Many of the biological processes or pathways identified in the present study correlate with chemotherapeutic sensitivity in cancer cells. DNA replication and cellular proliferation (annotated by Mod102) related protein Ki-67 and cyclin D1 could predict benefit from adjuvant chemotherapy in colon cancer [
34,
35]. Mod109 represented Wnt/beta-catenin pathway, which was involved in resistance to chemotherapy in osteosarcoma [
36] and hepatocellular carcinoma [
37]. Meanwhile, the
TCF3 sub-module (Mod107) was enriched in transcriptional regulators of epidermal and embryonic stem cells [
38], consistent with that stem-like properties were associated with decreased benefit from chemotherapy in colorectal cancer [
39,
40]. These data collectively suggest that a variety of genes in the identified sub-modules may reflect the chemoresistance of cancer cells, and might be novel therapeutic targets for improving patient outcome.
In this study, a PPI module (Mod431) of prostaglandin (PG) receptor activity was significantly correlated with limited chemotherapy benefit for stage II colorectal cancer. Prostaglandins (PGs) are essential mediators of the inflammatory process and may play critical roles in proliferation, apoptosis, invasiveness, angiogenesis and inflammatory response during carcinogenesis [
41‐
44]. Prostaglandin E synthase family has three members (
PTGES,
PTGES2,
PTGES3), which catalyze the oxidoreduction of prostaglandin endoperoxide H2 (PGH2) to prostaglandin E2 (PGE2) [
45]. Over expression of the three family members were found in glioma [
45]. The protein levels of
PTGES and
PTGES2 were correlated with poor prognosis in CRC patients [
46]. Intratumoral hypoxia microenvironment could induce
PTGES expression through a HIF-1alpha-dependent manner [
47]. It has been reported that hypoxia contributes to chemoresistance in various cancers, including CRC [
48‐
50]. However, whether or not
PTGES plays a role in chemoresistance has been unknown yet. We presumed that the dysregulation of
PTGES (or PG receptor pathway) would serve as a novel mechanism for chemoresistance in CRC. Depending on our result, the activation of PG pathways is predictive for chemoresistance in stage II CRC patients. Our experimental results demonstrated that knock-down of
PTGES resulted in proliferation inhibition and enhanced apoptosis in response to 5-Fu in CRC cells. These data suggest that the PG pathway and related key molecules would serve as potential predictive biomarkers for adjuvant chemotherapy, and
PTGES might be a novel target for sensitizing CRC to chemo-agents.

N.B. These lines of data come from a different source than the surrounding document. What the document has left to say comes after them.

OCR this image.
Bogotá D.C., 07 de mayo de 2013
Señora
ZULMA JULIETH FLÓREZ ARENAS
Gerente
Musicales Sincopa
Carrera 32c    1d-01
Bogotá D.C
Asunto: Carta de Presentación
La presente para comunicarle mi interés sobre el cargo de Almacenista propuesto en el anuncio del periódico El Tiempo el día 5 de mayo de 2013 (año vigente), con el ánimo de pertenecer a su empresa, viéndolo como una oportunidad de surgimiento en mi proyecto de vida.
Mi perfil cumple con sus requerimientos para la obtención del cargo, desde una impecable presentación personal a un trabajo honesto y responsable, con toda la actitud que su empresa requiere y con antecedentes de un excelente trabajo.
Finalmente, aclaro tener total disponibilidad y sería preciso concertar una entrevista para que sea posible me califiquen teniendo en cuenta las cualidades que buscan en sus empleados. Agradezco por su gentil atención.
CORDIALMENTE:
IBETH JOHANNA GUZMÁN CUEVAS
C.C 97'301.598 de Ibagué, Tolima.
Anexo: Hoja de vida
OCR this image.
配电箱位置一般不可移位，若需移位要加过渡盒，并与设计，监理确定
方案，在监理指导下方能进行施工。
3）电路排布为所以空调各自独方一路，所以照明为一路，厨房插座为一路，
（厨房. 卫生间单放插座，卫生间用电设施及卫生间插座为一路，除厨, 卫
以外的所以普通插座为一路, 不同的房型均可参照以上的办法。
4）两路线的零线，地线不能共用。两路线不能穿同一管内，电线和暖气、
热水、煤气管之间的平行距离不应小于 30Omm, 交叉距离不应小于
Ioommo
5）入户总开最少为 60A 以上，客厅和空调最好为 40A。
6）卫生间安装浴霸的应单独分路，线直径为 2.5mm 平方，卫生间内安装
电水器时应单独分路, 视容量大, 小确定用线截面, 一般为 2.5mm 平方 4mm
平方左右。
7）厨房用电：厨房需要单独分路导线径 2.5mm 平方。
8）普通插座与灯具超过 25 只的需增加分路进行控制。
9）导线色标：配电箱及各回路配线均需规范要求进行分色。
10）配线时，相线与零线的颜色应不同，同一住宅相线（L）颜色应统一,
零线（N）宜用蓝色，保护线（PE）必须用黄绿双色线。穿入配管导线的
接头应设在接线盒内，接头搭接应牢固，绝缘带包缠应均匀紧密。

PPI network has been reported to be informative in developing cancer biomarkers when being integrated with gene-expression profiles [
16‐
19]. A network-based approach may identified much more robust signatures, compared with the gene-based methodology [
17]. The HPRD PPI network is constructed by a lot of experimentally validated protein interactions, which reflect known or unknown biological pathways [
22]. Using a network-base approach, we identified a set of significant PPI sub-modules that were correlated with survival benefit of adjuvant chemotherapy in stage II CRC. These sub-modules might be related to either well-known or novel biological mechanisms in colorectal cancer. Indeed, some of the sub-modules were associated with chemotherapeutic sensitivity in cancer cells (Mod102, Mod107 and Mod109). Although we did not identified genes with specificity in CRC, these sub-modules may play a role in chemoresistance in CRC. For instance, we have validated the
PTGES gene for its potential novel role in chemoresistance in CRC cells. Overall, the network-based approach successfully identified a robust predictive signature, which was tightly correlated with biological functions.